To improve medical device interoperability, the authors envisage the formation of a public-private partnership that brings together standards development organizations such as the Medical Device Innovation Consortium, Association for the Advancement of Medical Instrumentation and the American National Standards Institute. The goal is to gather the "technical and systems expertise" needed to support interoperability.
Such a public-private partnership could build on earlier initiatives. The authors argue against the creation of new, IoT-specific standards, calling instead for the retooling of existing interoperability programs and security standards such as HTTPS, W3C and Web of Things to accommodate the specific functions of medical devices and address cybersecurity concerns.
"This approach from the ground up would avert many of the implementation challenges facing EHR interoperability because it extends far beyond FHIR’s narrow focus on data exchange formats alone. The FDA should encourage the development of an industry-wide medical IoT harmonization initiative, be it within an existing organization or one formed for the task. Furthermore, a new FDA digital health advisory committee could facilitate private sector coordination and gather stakeholder input," the researchers wrote.
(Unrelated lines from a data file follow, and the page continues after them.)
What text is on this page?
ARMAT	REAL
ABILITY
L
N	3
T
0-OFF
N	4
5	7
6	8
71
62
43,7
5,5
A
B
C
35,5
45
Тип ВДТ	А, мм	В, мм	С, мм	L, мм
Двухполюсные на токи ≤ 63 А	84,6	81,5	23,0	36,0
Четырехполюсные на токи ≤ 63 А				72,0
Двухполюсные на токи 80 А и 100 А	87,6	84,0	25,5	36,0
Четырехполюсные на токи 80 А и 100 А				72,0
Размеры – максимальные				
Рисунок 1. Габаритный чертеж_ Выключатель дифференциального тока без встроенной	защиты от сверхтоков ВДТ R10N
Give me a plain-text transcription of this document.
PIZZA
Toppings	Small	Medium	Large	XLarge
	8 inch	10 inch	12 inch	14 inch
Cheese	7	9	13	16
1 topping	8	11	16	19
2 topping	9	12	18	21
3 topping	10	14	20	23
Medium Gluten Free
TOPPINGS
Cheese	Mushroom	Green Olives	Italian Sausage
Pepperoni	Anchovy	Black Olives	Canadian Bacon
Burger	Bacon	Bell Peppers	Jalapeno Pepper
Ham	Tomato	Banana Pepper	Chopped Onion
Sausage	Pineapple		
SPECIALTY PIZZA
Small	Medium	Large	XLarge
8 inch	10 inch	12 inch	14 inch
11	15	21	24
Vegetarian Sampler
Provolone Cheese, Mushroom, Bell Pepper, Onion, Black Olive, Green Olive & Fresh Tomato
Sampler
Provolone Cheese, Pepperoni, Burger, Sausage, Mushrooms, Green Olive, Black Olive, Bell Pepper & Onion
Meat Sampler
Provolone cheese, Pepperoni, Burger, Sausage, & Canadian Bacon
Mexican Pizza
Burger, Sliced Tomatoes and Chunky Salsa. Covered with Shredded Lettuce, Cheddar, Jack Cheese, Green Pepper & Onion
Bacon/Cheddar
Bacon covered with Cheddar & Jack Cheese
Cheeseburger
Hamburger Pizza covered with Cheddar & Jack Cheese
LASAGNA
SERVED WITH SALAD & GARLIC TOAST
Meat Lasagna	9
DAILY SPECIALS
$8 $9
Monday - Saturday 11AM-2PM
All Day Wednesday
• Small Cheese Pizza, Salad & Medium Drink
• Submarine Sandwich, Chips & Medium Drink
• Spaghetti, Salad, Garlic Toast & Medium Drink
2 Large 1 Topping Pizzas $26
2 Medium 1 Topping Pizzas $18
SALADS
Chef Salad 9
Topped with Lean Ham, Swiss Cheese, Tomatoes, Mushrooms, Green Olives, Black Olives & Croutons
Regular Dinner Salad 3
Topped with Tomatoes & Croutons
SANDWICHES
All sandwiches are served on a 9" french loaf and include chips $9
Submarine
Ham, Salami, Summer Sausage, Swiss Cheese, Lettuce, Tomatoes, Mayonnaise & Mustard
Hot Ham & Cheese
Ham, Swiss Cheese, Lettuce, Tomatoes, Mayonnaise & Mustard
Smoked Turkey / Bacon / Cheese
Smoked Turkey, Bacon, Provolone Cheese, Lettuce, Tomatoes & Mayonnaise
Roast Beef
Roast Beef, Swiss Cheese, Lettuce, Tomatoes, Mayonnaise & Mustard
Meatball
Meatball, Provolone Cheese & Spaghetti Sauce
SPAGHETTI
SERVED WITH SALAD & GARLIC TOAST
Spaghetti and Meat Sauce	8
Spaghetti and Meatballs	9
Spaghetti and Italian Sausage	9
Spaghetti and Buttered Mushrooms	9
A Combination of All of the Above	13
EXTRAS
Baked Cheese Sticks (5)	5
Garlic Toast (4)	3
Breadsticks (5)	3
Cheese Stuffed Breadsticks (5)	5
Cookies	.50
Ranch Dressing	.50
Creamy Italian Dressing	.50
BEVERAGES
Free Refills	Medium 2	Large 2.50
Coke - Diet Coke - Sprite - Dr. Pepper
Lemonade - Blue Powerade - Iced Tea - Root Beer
The authors list a range of potential positive outcomes of improved device interoperability, using the experience of the consumer technology and telecommunications industries to make their case. Work on interoperability standards in those industries, such as Bluetooth and USB specifications, mean that keyboards, web cameras and headphones function out of the box, without extra software downloads, on almost all computers.
Similarly, every smartphone can connect to every WiFi network, despite the involvement of multiple vendors, and work across different carriers and product generations.
Applied to healthcare, the researchers see interoperable medical devices improving quality, safety and operational efficiency by enabling clinicians to access all relevant information in near real-time. The specific benefits vary across different parts of the healthcare system.
"In the intensive care unit a combination of networked ventilators, pulse oximeters, and telemetry monitors could provide real-time, targeted alerts to a clinician’s smartphone warning of a rapidly deteriorating patient, a task currently requiring a clinician at the bedside, or alternatively combat alarm fatigue to discern meaningful alarms requiring intervention," the authors wrote.
The researchers cite other potential benefits in the treatment of hospitalized heart failure patients. In that context, the use of "networked scales and Foley catheters could automate the manual tasks of tracking weight and urine output." As tracking urine output is an hourly task, there is a significant opportunity to reduce the burdens on healthcare professionals.